連れ帰った息子2人の長男の方はアメリカへ行き、次男は埼玉県で工務店をやっています。

(中国人外科医の夫は日本に来て間もなく亡くなりました)。

この残留孤児の女性は私の母方の親戚です。

長生きして幸せを感じて欲しいと切に願っております。森 正 之

*************************************河井春穂********8月18日*********

森 正之兄

雨の被害もなかったようで何よりでした。東京も昨夜は雷雨でしたが大きな被害

は出なかったようです。

我が家は亡父(日清製粉勤務・名古屋工大卒)がエンジニヤのため4~5年ごと

の転勤で、佐野・ハルピン・神戸・北京・岡山・坂出と住居も変遷しました。

私は小学校1~4年は北京でしたので、空襲や疎開などの苦労はなかったものの、

戦後の引き揚げはリュック一つの悲惨な体験をしました。今となっては懐かしい

思い出ですが。 河井春穂

*************************************森 正 之*********8月17日*********

河井 春穂兄

有難うございます。

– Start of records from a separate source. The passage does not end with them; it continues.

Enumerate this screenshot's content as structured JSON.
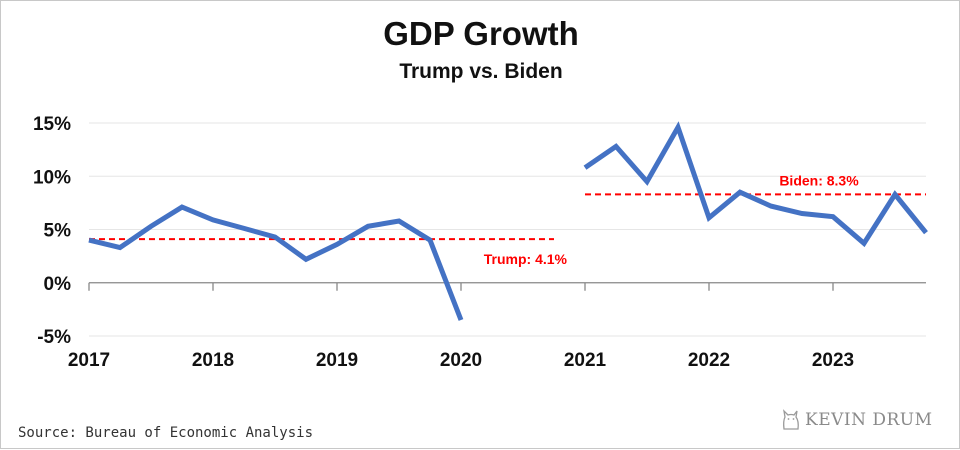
{
  "title": "GDP Growth",
  "subtitle": "Trump vs. Biden",
  "source": "Source: Bureau of Economic Analysis",
  "logo": {
    "text": "KEVIN DRUM",
    "icon": "cat-icon"
  },
  "colors": {
    "series": "#4472c4",
    "average": "#ff0000",
    "grid": "#e6e6e6",
    "axis": "#888888"
  },
  "chart_data": {
    "type": "line",
    "title": "GDP Growth",
    "subtitle": "Trump vs. Biden",
    "xlabel": "",
    "ylabel": "",
    "ylim": [
      -5,
      15
    ],
    "yticks": [
      15,
      10,
      5,
      0,
      -5
    ],
    "ytick_labels": [
      "15%",
      "10%",
      "5%",
      "0%",
      "-5%"
    ],
    "xlim": [
      2017,
      2023.75
    ],
    "xticks": [
      2017,
      2018,
      2019,
      2020,
      2021,
      2022,
      2023
    ],
    "xtick_labels": [
      "2017",
      "2018",
      "2019",
      "2020",
      "2021",
      "2022",
      "2023"
    ],
    "grid": true,
    "x_axis_style": "axis line at 0%",
    "series": [
      {
        "x": [
          2017,
          2017.25,
          2017.5,
          2017.75,
          2018,
          2018.25,
          2018.5,
          2018.75,
          2019,
          2019.25,
          2019.5,
          2019.75,
          2020
        ],
        "values": [
          4.0,
          3.3,
          5.3,
          7.1,
          5.9,
          5.1,
          4.3,
          2.2,
          3.6,
          5.3,
          5.8,
          4.0,
          -3.5
        ]
      },
      {
        "x": [
          2021,
          2021.25,
          2021.5,
          2021.75,
          2022,
          2022.25,
          2022.5,
          2022.75,
          2023,
          2023.25,
          2023.5,
          2023.75
        ],
        "values": [
          10.8,
          12.8,
          9.5,
          14.6,
          6.1,
          8.5,
          7.2,
          6.5,
          6.2,
          3.7,
          8.3,
          4.7
        ]
      }
    ],
    "reference_lines": [
      {
        "label": "Trump: 4.1%",
        "value": 4.1,
        "x_range": [
          2017,
          2020.75
        ]
      },
      {
        "label": "Biden: 8.3%",
        "value": 8.3,
        "x_range": [
          2021,
          2023.75
        ]
      }
    ]
  }
}
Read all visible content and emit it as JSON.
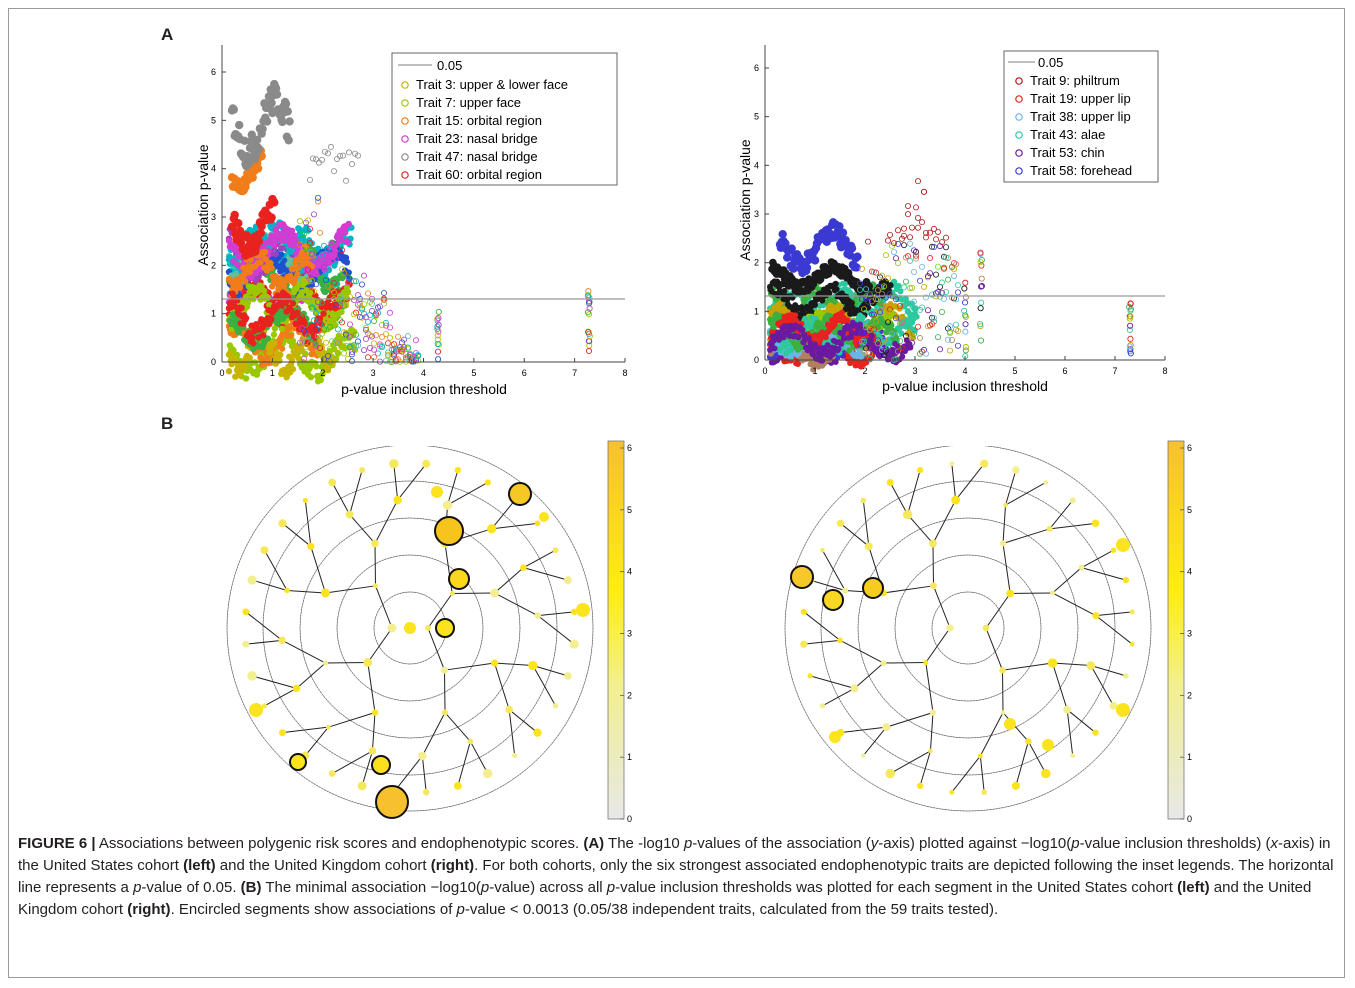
{
  "panels": {
    "a": "A",
    "b": "B"
  },
  "charts": {
    "left": {
      "ylabel": "Association p-value",
      "xlabel": "p-value inclusion threshold",
      "xticks": [
        "0",
        "1",
        "2",
        "3",
        "4",
        "5",
        "6",
        "7",
        "8"
      ],
      "yticks": [
        "0",
        "1",
        "2",
        "3",
        "4",
        "5",
        "6"
      ],
      "line_label": "0.05",
      "legend": [
        {
          "name": "Trait 3: upper & lower face",
          "color": "#c8b400"
        },
        {
          "name": "Trait 7: upper face",
          "color": "#9ac800"
        },
        {
          "name": "Trait 15: orbital region",
          "color": "#f07d1a"
        },
        {
          "name": "Trait 23: nasal bridge",
          "color": "#d23cd2"
        },
        {
          "name": "Trait 47: nasal bridge",
          "color": "#8a8a8a"
        },
        {
          "name": "Trait 60: orbital region",
          "color": "#e8221e"
        }
      ]
    },
    "right": {
      "ylabel": "Association p-value",
      "xlabel": "p-value inclusion threshold",
      "xticks": [
        "0",
        "1",
        "2",
        "3",
        "4",
        "5",
        "6",
        "7",
        "8"
      ],
      "yticks": [
        "0",
        "1",
        "2",
        "3",
        "4",
        "5",
        "6"
      ],
      "line_label": "0.05",
      "legend": [
        {
          "name": "Trait 9: philtrum",
          "color": "#b01818"
        },
        {
          "name": "Trait 19: upper lip",
          "color": "#e8221e"
        },
        {
          "name": "Trait 38: upper lip",
          "color": "#6ab4e8"
        },
        {
          "name": "Trait 43: alae",
          "color": "#2ec8a0"
        },
        {
          "name": "Trait 53: chin",
          "color": "#6a1aa0"
        },
        {
          "name": "Trait 58: forehead",
          "color": "#3a3ad2"
        }
      ]
    }
  },
  "colorbar": {
    "ticks": [
      "0",
      "1",
      "2",
      "3",
      "4",
      "5",
      "6"
    ]
  },
  "caption": {
    "label": "FIGURE 6 |",
    "t1": " Associations between polygenic risk scores and endophenotypic scores. ",
    "a": "(A)",
    "t2": " The -log10 ",
    "p1": "p",
    "t3": "-values of the association (",
    "y": "y",
    "t4": "-axis) plotted against −log10(",
    "p2": "p",
    "t5": "-value inclusion thresholds) (",
    "x": "x",
    "t6": "-axis) in the United States cohort ",
    "left1": "(left)",
    "t7": " and the United Kingdom cohort ",
    "right1": "(right)",
    "t8": ". For both cohorts, only the six strongest associated endophenotypic traits are depicted following the inset legends. The horizontal line represents a ",
    "p3": "p",
    "t9": "-value of 0.05. ",
    "b": "(B)",
    "t10": " The minimal association −log10(",
    "p4": "p",
    "t11": "-value) across all ",
    "p5": "p",
    "t12": "-value inclusion thresholds was plotted for each segment in the United States cohort ",
    "left2": "(left)",
    "t13": " and the United Kingdom cohort ",
    "right2": "(right)",
    "t14": ". Encircled segments show associations of ",
    "p6": "p",
    "t15": "-value < 0.0013 (0.05/38 independent traits, calculated from the 59 traits tested)."
  }
}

幸い私の近辺では集中豪雨は無く被害も無かったようです。

只、雷がかなり鳴ったので、パソコンやテレビの電源は落としておきました。

佐野ご出身とは驚きました。坂出ご出身とばかり思っていましたので。 森 正之

*************************************河井春穂***********8月17日*********

森 正之 兄:

今年は台風の当たり年なのか、このところ頼みもしないのにやたらにお見え

になりますね。

今夜のTVのニュースで鹿沼方面が大雨でかなりの被害があったとの放送が

ありましたが、貴宅の近辺は大丈夫だったでしょうか? 私は生まれが佐野

市なのでいつも栃木県には格別の思い入れがあります。

当初は台風が東京地区に直撃との予報でしたが、その後は進路がわずかに太

平洋側にそれたので当地の被害は免れました。我が家も遅まきながら先日に

「防災グッズ」をそろえたばかりです・・(笑)。